I try searching a file by using awk. How can I ask awk to read a variable from the command line as a name to get searched in the file:
this is a regular way I use to search the file and I can ask the user to enter a name to search in the file.txt
awk -f myAwk.awk file.txt
How can I manage it like this :
awk -f myAwk.awk file.txt nameToSearch
How can I use ARGC and ARGV to search the nameToSearch in the file.txt?
What you're probably looking for is
awk [-W option] [-F value] [-v var=value] [--] 'program text' [file ...]
so
awk -v MYVAR=nameToSearch -v OTHERVAR=somethingElse -f myAwk.awk file.txt
Is that it? of course order of switches ( -f, -v ) does not matter. Obvously you then need to include MYVAR ( OTHERVAR ) for a variable identifier inside awk program itself.
To pass a variable to awk, you can use the -v command.
For example:
cat file.txt | awk -v p="stringToSearch" '$0 ~ p'
In this command, tou replace stringToSearch with a pattern (please keep the double quote, they are useful for preserving spaces). The awk command $0 ~ p compares the current line to the given pattern.
Another approach is to build the awk command from the shell:
p="stringToSearch"
awk "/$p/" file.txt
You must use double quotes in the command to force expanding $p.
If it's permitted to change the order of arguments, so that we can do this:
awk -f myAwk.awk nameToSearch file.txt
then you can do:
awk 'NR==1 { nameToSearch = $0; next} { ... rest of myAwk.awk here ...}' nameToSearch file.txt
You can of course add the NR==1 {...} block to the beginning of your myAwk.awk file, then continue using:
awk -f myAwk.awk nameToSearch file.txt
The technique Piotr Wadas describes has the same effect:
awk -v nameToSearch=whatever -f myAwk.awk file.txt
and that's what I'd use myself, rather than passing whatever as an additional argument to the script.
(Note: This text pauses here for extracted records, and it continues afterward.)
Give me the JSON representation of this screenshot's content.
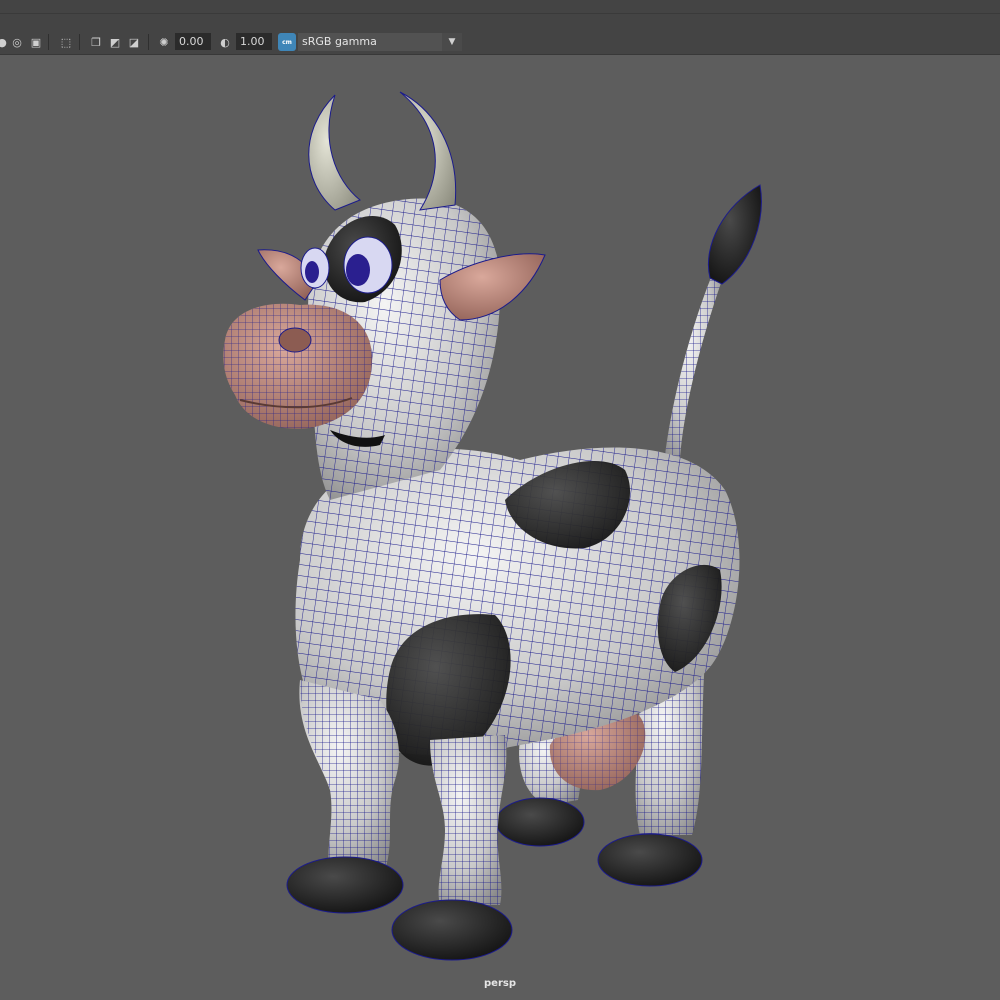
{
  "toolbar": {
    "exposure_value": "0.00",
    "gamma_value": "1.00",
    "colormgmt_badge": "cm",
    "view_transform": "sRGB gamma",
    "icons": [
      "camera-icon",
      "isolate-icon",
      "grid-icon",
      "select-icon",
      "xray-icon",
      "wireframe-icon",
      "toggle-icon",
      "exposure-icon",
      "gamma-icon",
      "color-management-icon",
      "dropdown-arrow-icon"
    ]
  },
  "viewport": {
    "camera_label": "persp",
    "background_color": "#5d5d5d",
    "model": "cartoon cow with wireframe overlay",
    "wire_color": "#1b1b8c"
  }
}
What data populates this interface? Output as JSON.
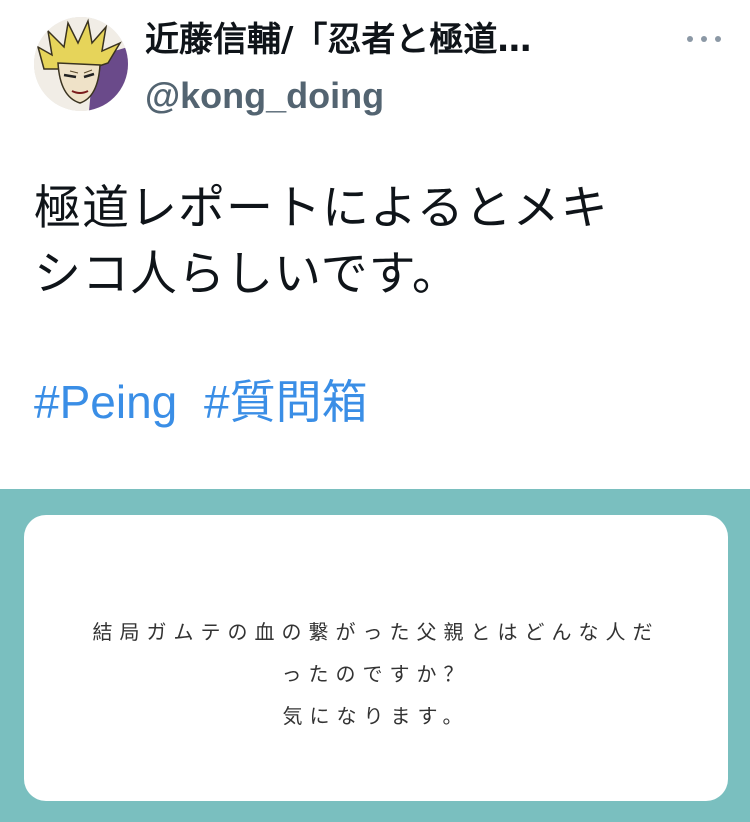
{
  "tweet": {
    "display_name": "近藤信輔/「忍者と極道…",
    "handle": "@kong_doing",
    "more_icon": "more-horizontal-icon",
    "text_lines": [
      "極道レポートによるとメキ",
      "シコ人らしいです。"
    ],
    "hashtags": [
      "#Peing",
      "#質問箱"
    ],
    "hashtag_color": "#3a8ee6"
  },
  "peing_card": {
    "background_color": "#7abfbf",
    "question_lines": [
      "結局ガムテの血の繋がった父親とはどんな人だ",
      "ったのですか？",
      "気になります。"
    ]
  }
}
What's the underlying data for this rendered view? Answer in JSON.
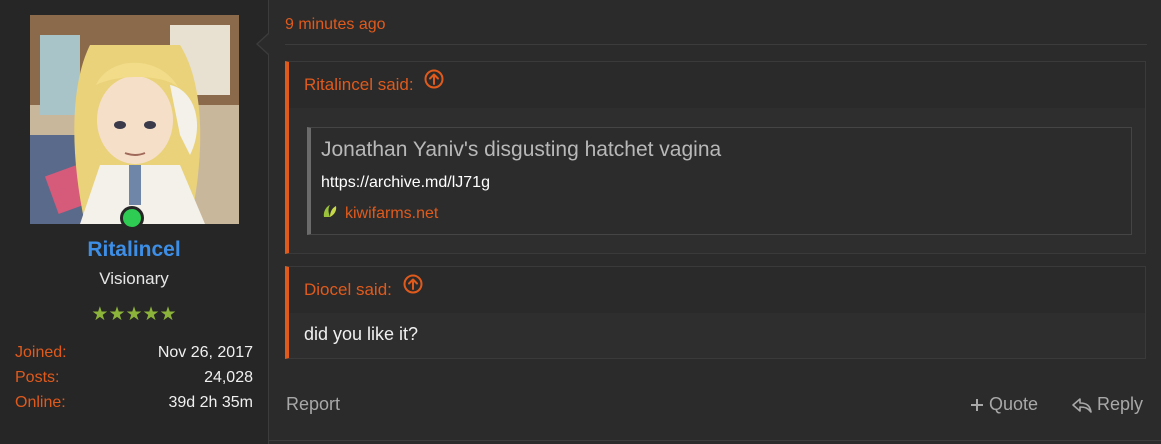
{
  "user": {
    "username": "Ritalincel",
    "title": "Visionary",
    "stars": "★★★★★",
    "online": true,
    "stats": [
      {
        "label": "Joined:",
        "value": "Nov 26, 2017"
      },
      {
        "label": "Posts:",
        "value": "24,028"
      },
      {
        "label": "Online:",
        "value": "39d 2h 35m"
      }
    ]
  },
  "post": {
    "timestamp": "9 minutes ago",
    "quotes": [
      {
        "author_line": "Ritalincel said:",
        "embed": {
          "title": "Jonathan Yaniv's disgusting hatchet vagina",
          "url": "https://archive.md/lJ71g",
          "site": "kiwifarms.net"
        }
      },
      {
        "author_line": "Diocel said:",
        "body": "did you like it?"
      }
    ]
  },
  "actions": {
    "report": "Report",
    "quote": "Quote",
    "reply": "Reply"
  },
  "colors": {
    "accent": "#e05a1c",
    "username": "#3d8ee6",
    "online": "#2ecc52",
    "stars": "#8cb33a"
  }
}
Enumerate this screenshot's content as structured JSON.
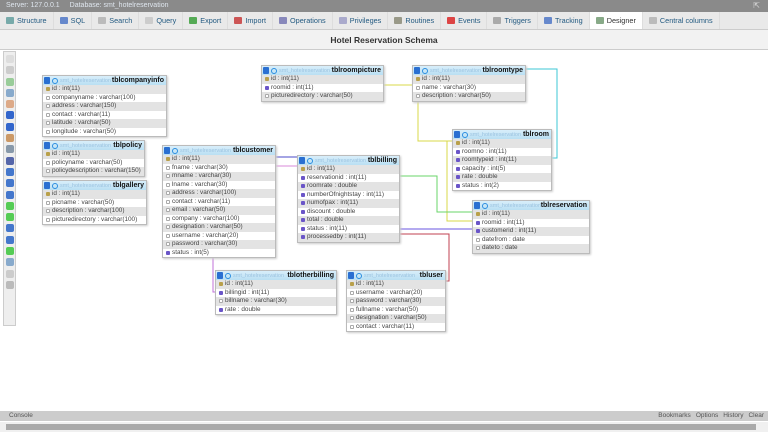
{
  "breadcrumb": {
    "server": "Server: 127.0.0.1",
    "database": "Database: smt_hotelreservation"
  },
  "tabs": [
    {
      "label": "Structure",
      "color": "#7aa"
    },
    {
      "label": "SQL",
      "color": "#68c"
    },
    {
      "label": "Search",
      "color": "#bbb"
    },
    {
      "label": "Query",
      "color": "#ccc"
    },
    {
      "label": "Export",
      "color": "#5a5"
    },
    {
      "label": "Import",
      "color": "#c55"
    },
    {
      "label": "Operations",
      "color": "#88b"
    },
    {
      "label": "Privileges",
      "color": "#aac"
    },
    {
      "label": "Routines",
      "color": "#998"
    },
    {
      "label": "Events",
      "color": "#d44"
    },
    {
      "label": "Triggers",
      "color": "#aaa"
    },
    {
      "label": "Tracking",
      "color": "#68c"
    },
    {
      "label": "Designer",
      "color": "#8a8",
      "active": true
    },
    {
      "label": "Central columns",
      "color": "#bbb"
    }
  ],
  "title": "Hotel Reservation Schema",
  "schema_prefix": "smt_hotelreservation",
  "tables": [
    {
      "name": "tblcompanyinfo",
      "fields": [
        [
          "pk",
          "id : int(11)"
        ],
        [
          "n",
          "companyname : varchar(100)"
        ],
        [
          "n",
          "address : varchar(150)"
        ],
        [
          "n",
          "contact : varchar(11)"
        ],
        [
          "n",
          "latitude : varchar(50)"
        ],
        [
          "n",
          "longitude : varchar(50)"
        ]
      ]
    },
    {
      "name": "tblpolicy",
      "fields": [
        [
          "pk",
          "id : int(11)"
        ],
        [
          "n",
          "policyname : varchar(50)"
        ],
        [
          "n",
          "policydescription : varchar(150)"
        ]
      ]
    },
    {
      "name": "tblgallery",
      "fields": [
        [
          "pk",
          "id : int(11)"
        ],
        [
          "n",
          "picname : varchar(50)"
        ],
        [
          "n",
          "description : varchar(100)"
        ],
        [
          "n",
          "picturedirectory : varchar(100)"
        ]
      ]
    },
    {
      "name": "tblcustomer",
      "fields": [
        [
          "pk",
          "id : int(11)"
        ],
        [
          "n",
          "fname : varchar(30)"
        ],
        [
          "n",
          "mname : varchar(30)"
        ],
        [
          "n",
          "lname : varchar(30)"
        ],
        [
          "n",
          "address : varchar(100)"
        ],
        [
          "n",
          "contact : varchar(11)"
        ],
        [
          "n",
          "email : varchar(50)"
        ],
        [
          "n",
          "company : varchar(100)"
        ],
        [
          "n",
          "designation : varchar(50)"
        ],
        [
          "n",
          "username : varchar(20)"
        ],
        [
          "n",
          "password : varchar(30)"
        ],
        [
          "fk",
          "status : int(5)"
        ]
      ]
    },
    {
      "name": "tblbilling",
      "fields": [
        [
          "pk",
          "id : int(11)"
        ],
        [
          "fk",
          "reservationid : int(11)"
        ],
        [
          "fk",
          "roomrate : double"
        ],
        [
          "fk",
          "numberOfnightstay : int(11)"
        ],
        [
          "fk",
          "numofpax : int(11)"
        ],
        [
          "fk",
          "discount : double"
        ],
        [
          "fk",
          "total : double"
        ],
        [
          "fk",
          "status : int(11)"
        ],
        [
          "fk",
          "processedby : int(11)"
        ]
      ]
    },
    {
      "name": "tblroompicture",
      "fields": [
        [
          "pk",
          "id : int(11)"
        ],
        [
          "fk",
          "roomid : int(11)"
        ],
        [
          "n",
          "picturedirectory : varchar(50)"
        ]
      ]
    },
    {
      "name": "tblroomtype",
      "fields": [
        [
          "pk",
          "id : int(11)"
        ],
        [
          "n",
          "name : varchar(30)"
        ],
        [
          "n",
          "description : varchar(50)"
        ]
      ]
    },
    {
      "name": "tblroom",
      "fields": [
        [
          "pk",
          "id : int(11)"
        ],
        [
          "fk",
          "roomno : int(11)"
        ],
        [
          "fk",
          "roomtypeid : int(11)"
        ],
        [
          "fk",
          "capacity : int(5)"
        ],
        [
          "fk",
          "rate : double"
        ],
        [
          "fk",
          "status : int(2)"
        ]
      ]
    },
    {
      "name": "tblreservation",
      "fields": [
        [
          "pk",
          "id : int(11)"
        ],
        [
          "fk",
          "roomid : int(11)"
        ],
        [
          "fk",
          "customerid : int(11)"
        ],
        [
          "n",
          "datefrom : date"
        ],
        [
          "n",
          "dateto : date"
        ]
      ]
    },
    {
      "name": "tblotherbilling",
      "fields": [
        [
          "pk",
          "id : int(11)"
        ],
        [
          "fk",
          "billingid : int(11)"
        ],
        [
          "n",
          "billname : varchar(30)"
        ],
        [
          "fk",
          "rate : double"
        ]
      ]
    },
    {
      "name": "tbluser",
      "fields": [
        [
          "pk",
          "id : int(11)"
        ],
        [
          "n",
          "username : varchar(20)"
        ],
        [
          "n",
          "password : varchar(30)"
        ],
        [
          "n",
          "fullname : varchar(50)"
        ],
        [
          "n",
          "designation : varchar(50)"
        ],
        [
          "n",
          "contact : varchar(11)"
        ]
      ]
    }
  ],
  "console": {
    "label": "Console",
    "bookmarks": "Bookmarks",
    "options": "Options",
    "history": "History",
    "clear": "Clear"
  }
}
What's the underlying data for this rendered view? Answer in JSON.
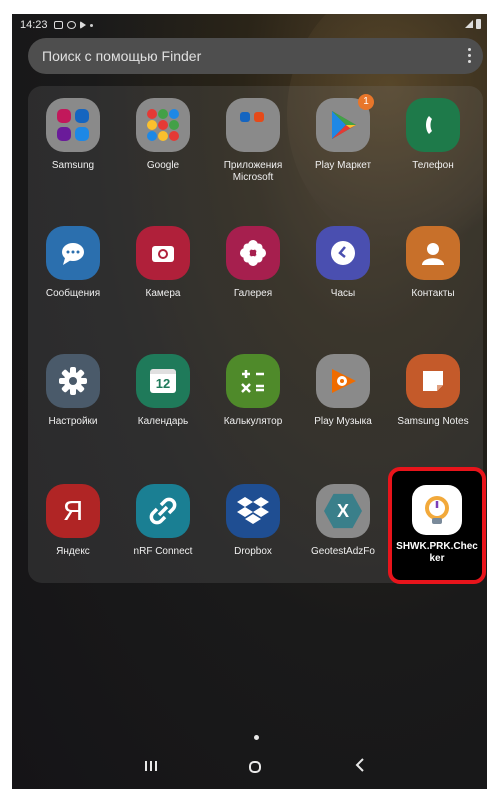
{
  "status": {
    "time": "14:23"
  },
  "search": {
    "placeholder": "Поиск с помощью Finder"
  },
  "apps": [
    {
      "id": "samsung",
      "label": "Samsung",
      "icon": "folder-icon",
      "color": "#8a8a8a"
    },
    {
      "id": "google",
      "label": "Google",
      "icon": "folder-icon",
      "color": "#8a8a8a"
    },
    {
      "id": "microsoft",
      "label": "Приложения Microsoft",
      "icon": "folder-icon",
      "color": "#8a8a8a"
    },
    {
      "id": "play-market",
      "label": "Play Маркет",
      "icon": "play-store-icon",
      "color": "#8a8a8a",
      "badge": "1"
    },
    {
      "id": "phone",
      "label": "Телефон",
      "icon": "phone-icon",
      "color": "#1e7a4a"
    },
    {
      "id": "messages",
      "label": "Сообщения",
      "icon": "message-icon",
      "color": "#2b6fae"
    },
    {
      "id": "camera",
      "label": "Камера",
      "icon": "camera-icon",
      "color": "#b0203a"
    },
    {
      "id": "gallery",
      "label": "Галерея",
      "icon": "flower-icon",
      "color": "#a61f4e"
    },
    {
      "id": "clock",
      "label": "Часы",
      "icon": "clock-icon",
      "color": "#4a4fb0"
    },
    {
      "id": "contacts",
      "label": "Контакты",
      "icon": "contact-icon",
      "color": "#c8702a"
    },
    {
      "id": "settings",
      "label": "Настройки",
      "icon": "gear-icon",
      "color": "#4a5a6a"
    },
    {
      "id": "calendar",
      "label": "Календарь",
      "icon": "calendar-icon",
      "color": "#1f7a5a",
      "number": "12"
    },
    {
      "id": "calculator",
      "label": "Калькулятор",
      "icon": "calculator-icon",
      "color": "#4f8a2a"
    },
    {
      "id": "play-music",
      "label": "Play Музыка",
      "icon": "music-icon",
      "color": "#8a8a8a"
    },
    {
      "id": "samsung-notes",
      "label": "Samsung Notes",
      "icon": "notes-icon",
      "color": "#c45a2a"
    },
    {
      "id": "yandex",
      "label": "Яндекс",
      "icon": "yandex-icon",
      "color": "#b02525",
      "glyph": "Я"
    },
    {
      "id": "nrf-connect",
      "label": "nRF Connect",
      "icon": "link-icon",
      "color": "#1a7f93"
    },
    {
      "id": "dropbox",
      "label": "Dropbox",
      "icon": "dropbox-icon",
      "color": "#1f4e92"
    },
    {
      "id": "geotest",
      "label": "GeotestAdzFo",
      "icon": "geotest-icon",
      "color": "#3a7f8a",
      "glyph": "X"
    }
  ],
  "highlighted_app": {
    "label": "SHWK.PRK.Checker",
    "icon": "gauge-icon"
  }
}
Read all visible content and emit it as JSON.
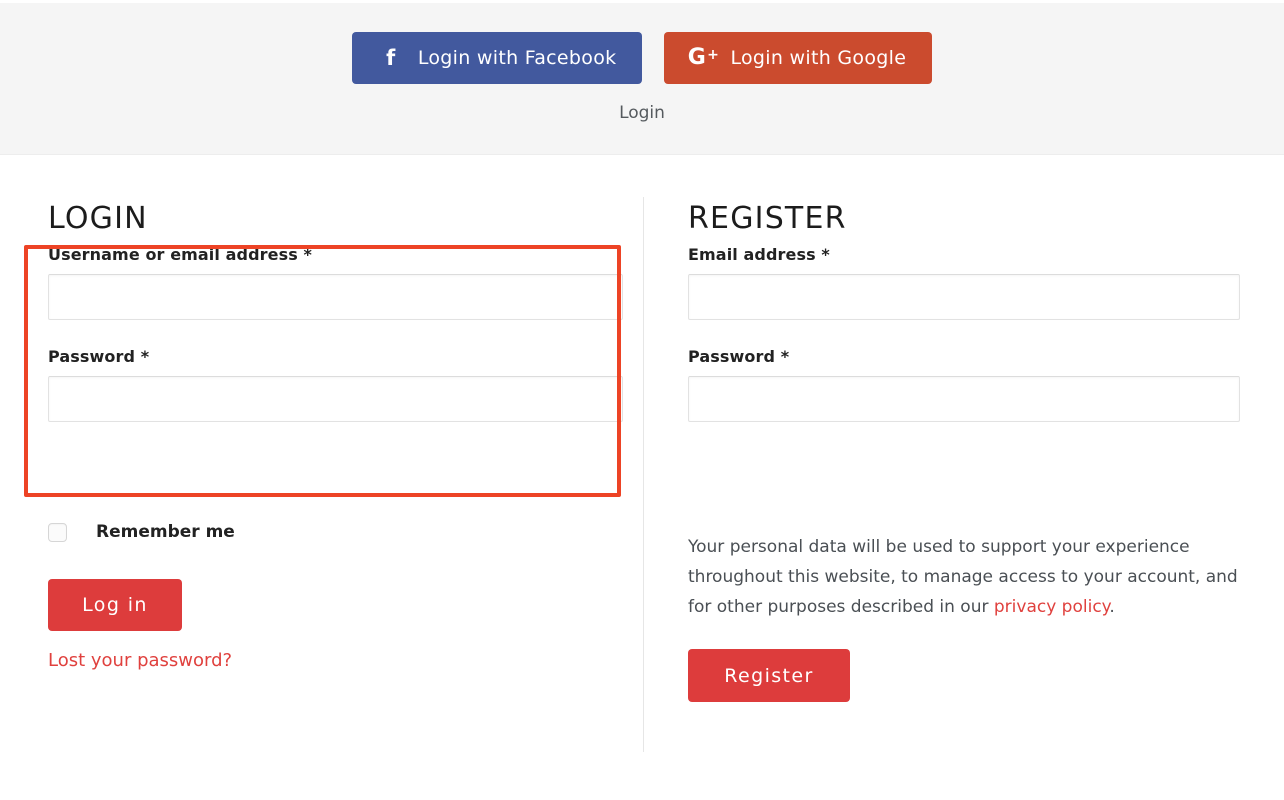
{
  "social": {
    "facebook_button": {
      "label": "Login with Facebook",
      "icon": "facebook-f-icon",
      "color": "#42599e"
    },
    "google_button": {
      "label": "Login with Google",
      "icon_letter": "G",
      "icon_plus": "+",
      "icon": "google-plus-icon",
      "color": "#cb4b2e"
    },
    "caption": "Login"
  },
  "login": {
    "title": "LOGIN",
    "username_label": "Username or email address *",
    "username_value": "",
    "username_placeholder": "",
    "password_label": "Password *",
    "password_value": "",
    "password_placeholder": "",
    "remember_label": "Remember me",
    "remember_checked": false,
    "submit_label": "Log in",
    "lost_password_label": "Lost your password?"
  },
  "register": {
    "title": "REGISTER",
    "email_label": "Email address *",
    "email_value": "",
    "email_placeholder": "",
    "password_label": "Password *",
    "password_value": "",
    "password_placeholder": "",
    "privacy_text_before": "Your personal data will be used to support your experience throughout this website, to manage access to your account, and for other purposes described in our ",
    "privacy_link_label": "privacy policy",
    "privacy_text_after": ".",
    "submit_label": "Register"
  },
  "colors": {
    "accent_red": "#dd3c3c",
    "link_red": "#e0413e",
    "highlight_border": "#ed4325",
    "facebook_blue": "#42599e",
    "google_red": "#cb4b2e",
    "band_background": "#f5f5f5"
  }
}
Passing whatever as an additional argument is what scripters had to do before the -v facilities were added to awk. If writing -v nameToSearch= is too verbose, then I'd wrap the whole thing up in a shell script, and say:
myShellScript whatever file.txt
But you asked how to do it by passing whatever as an additional argument to the awk script, so that's what I demonstrated.